Semantic Model Diff

…a change tracker for Power BI semantic models

Semantic models do not have version control. Not really. You can store .pbip files in Git, and Tabular Editor gives you a .bim file you can diff, but neither of those workflows answers the simplest question a team asks after an update cycle: what changed?

I do not mean “which file was touched.” I mean: which measures were modified, which columns were added, which relationships were removed, and what exactly is different in the DAX expression that someone edited last Tuesday. That is the question I kept running into, and the one I built this notebook to answer.

This is my third submission to the Fabric Semantic Link Developer Experience Challenge. The first two (a DAX unit test harness and a lakehouse validation notebook) test whether the model produces correct results. This one tests whether the model itself has changed, and tells you precisely how.

The problem

Every Power BI developer has been in this situation. A semantic model gets promoted from dev to production. Something breaks. A report shows unexpected numbers, or a relationship is missing, or a column that used to exist is gone. The first question is always: “What changed since last time?”

Without a structured answer, the debugging starts. Someone opens Tabular Editor and clicks through tables. Someone else opens the old .bim file in a text editor and does a manual comparison. If the model has 40 tables and 200 measures, that process takes long enough that you start questioning your career choices.

I wanted something I could run in a Fabric notebook that would snapshot the full model metadata, store it as JSON, and then produce a colour-coded diff between any two snapshots. No manual clicking. No text-editor heroics.

How it works

The notebook has two engines: a snapshot engine and a diff engine.

The snapshot engine connects to a semantic model via the Tabular Object Model (TOM), exposed through semantic-link-labs, and captures everything: tables, columns, measures, relationships, partitions, roles, and shared expressions. Each object gets recorded with all its properties. A table entry includes its name, description, hidden flag, data category, and type (regular table, calculated table, or calculation group). A measure entry includes the full DAX expression, format string, display folder, and whether it has a KPI attached.

The snapshot is saved as a plain JSON file in the attached Lakehouse’s Files area. File names encode the dataset name and UTC timestamp, so snapshots sort chronologically and you can keep as many as you need.

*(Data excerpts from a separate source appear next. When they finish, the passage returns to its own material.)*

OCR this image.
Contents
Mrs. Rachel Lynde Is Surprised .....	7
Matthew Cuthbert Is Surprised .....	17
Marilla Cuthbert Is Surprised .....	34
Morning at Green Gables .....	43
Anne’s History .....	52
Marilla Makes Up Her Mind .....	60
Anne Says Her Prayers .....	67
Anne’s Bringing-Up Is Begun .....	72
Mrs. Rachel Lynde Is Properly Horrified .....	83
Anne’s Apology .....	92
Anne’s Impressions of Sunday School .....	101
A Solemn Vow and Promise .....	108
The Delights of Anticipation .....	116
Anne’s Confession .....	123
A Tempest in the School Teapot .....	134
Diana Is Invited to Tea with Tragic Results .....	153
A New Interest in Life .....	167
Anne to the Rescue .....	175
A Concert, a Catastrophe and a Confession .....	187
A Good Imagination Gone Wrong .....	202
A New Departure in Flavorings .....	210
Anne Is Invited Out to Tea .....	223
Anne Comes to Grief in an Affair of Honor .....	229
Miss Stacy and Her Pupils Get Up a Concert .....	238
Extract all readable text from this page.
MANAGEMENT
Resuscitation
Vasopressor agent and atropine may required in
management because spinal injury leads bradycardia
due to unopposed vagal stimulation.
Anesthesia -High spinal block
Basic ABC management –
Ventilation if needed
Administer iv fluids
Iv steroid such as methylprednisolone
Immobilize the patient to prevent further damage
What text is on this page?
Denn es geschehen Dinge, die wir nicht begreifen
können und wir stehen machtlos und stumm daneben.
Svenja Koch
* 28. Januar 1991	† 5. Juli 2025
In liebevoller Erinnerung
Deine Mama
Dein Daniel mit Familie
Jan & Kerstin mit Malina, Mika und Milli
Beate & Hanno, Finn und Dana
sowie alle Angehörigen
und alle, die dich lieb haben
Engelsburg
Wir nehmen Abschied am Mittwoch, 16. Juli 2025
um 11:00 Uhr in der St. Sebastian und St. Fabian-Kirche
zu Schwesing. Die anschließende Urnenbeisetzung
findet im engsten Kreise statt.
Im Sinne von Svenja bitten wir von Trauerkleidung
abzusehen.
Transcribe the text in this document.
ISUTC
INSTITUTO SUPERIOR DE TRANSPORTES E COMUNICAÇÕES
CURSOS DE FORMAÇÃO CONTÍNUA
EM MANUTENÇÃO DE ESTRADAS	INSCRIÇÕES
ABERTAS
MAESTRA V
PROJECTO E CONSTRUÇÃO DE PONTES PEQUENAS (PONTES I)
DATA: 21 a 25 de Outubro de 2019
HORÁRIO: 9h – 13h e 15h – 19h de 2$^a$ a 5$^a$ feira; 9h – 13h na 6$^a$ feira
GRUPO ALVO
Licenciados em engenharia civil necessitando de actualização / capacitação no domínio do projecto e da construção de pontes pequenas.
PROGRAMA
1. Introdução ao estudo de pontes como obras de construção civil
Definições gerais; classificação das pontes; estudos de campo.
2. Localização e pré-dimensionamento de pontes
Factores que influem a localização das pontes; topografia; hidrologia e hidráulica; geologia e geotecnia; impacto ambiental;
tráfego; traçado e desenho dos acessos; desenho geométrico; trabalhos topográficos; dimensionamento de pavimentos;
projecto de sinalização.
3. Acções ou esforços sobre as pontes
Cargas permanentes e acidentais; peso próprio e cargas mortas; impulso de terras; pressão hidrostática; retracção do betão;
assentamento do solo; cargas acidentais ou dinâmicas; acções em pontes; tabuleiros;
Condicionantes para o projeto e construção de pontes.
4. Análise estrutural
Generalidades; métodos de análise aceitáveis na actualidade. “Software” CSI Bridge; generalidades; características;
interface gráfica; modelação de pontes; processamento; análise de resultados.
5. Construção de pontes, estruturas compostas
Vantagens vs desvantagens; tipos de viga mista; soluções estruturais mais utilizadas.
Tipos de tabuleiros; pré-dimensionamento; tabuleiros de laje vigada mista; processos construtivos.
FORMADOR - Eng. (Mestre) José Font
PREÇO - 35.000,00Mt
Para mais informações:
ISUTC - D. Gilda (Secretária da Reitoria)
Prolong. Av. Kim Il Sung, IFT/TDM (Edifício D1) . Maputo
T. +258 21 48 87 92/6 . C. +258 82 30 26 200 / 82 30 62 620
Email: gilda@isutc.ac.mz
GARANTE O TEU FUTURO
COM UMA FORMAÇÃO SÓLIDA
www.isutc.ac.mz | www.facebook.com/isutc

The diff engine takes any two snapshots and compares them object by object. Each object type has a natural key (for tables, the name; for columns, the table plus column name; for relationships, the relationship name). Objects are categorised as Added, Removed, or Modified. For modified objects, the engine reports exactly which properties changed and shows the old and new values side by side.

What gets captured

The snapshot covers seven object types:

  • Tables: name, description, hidden, data category, type
  • Columns: data type, format string, calculated column expression, display folder, sort-by column, summarize-by
  • Measures: DAX expression, format string, display folder, KPI presence
  • Relationships: from/to table and column, active flag, cross-filter direction, cardinality
  • Partitions: mode, source type, query or M expression
  • Roles: RLS row filter expressions per table
  • Shared expressions: M parameters and Power Query definitions

That last category matters more than you might expect. Shared expressions include connection strings and parameter values. If someone changed the data source path in a parameter, this diff catches it.

The diff output

The diff produces a summary table first: one row per object type, with counts of added, removed, and modified objects. In a clean promotion where nothing changed, all counts are zero and you get a green “No changes detected” message. That is the happy path.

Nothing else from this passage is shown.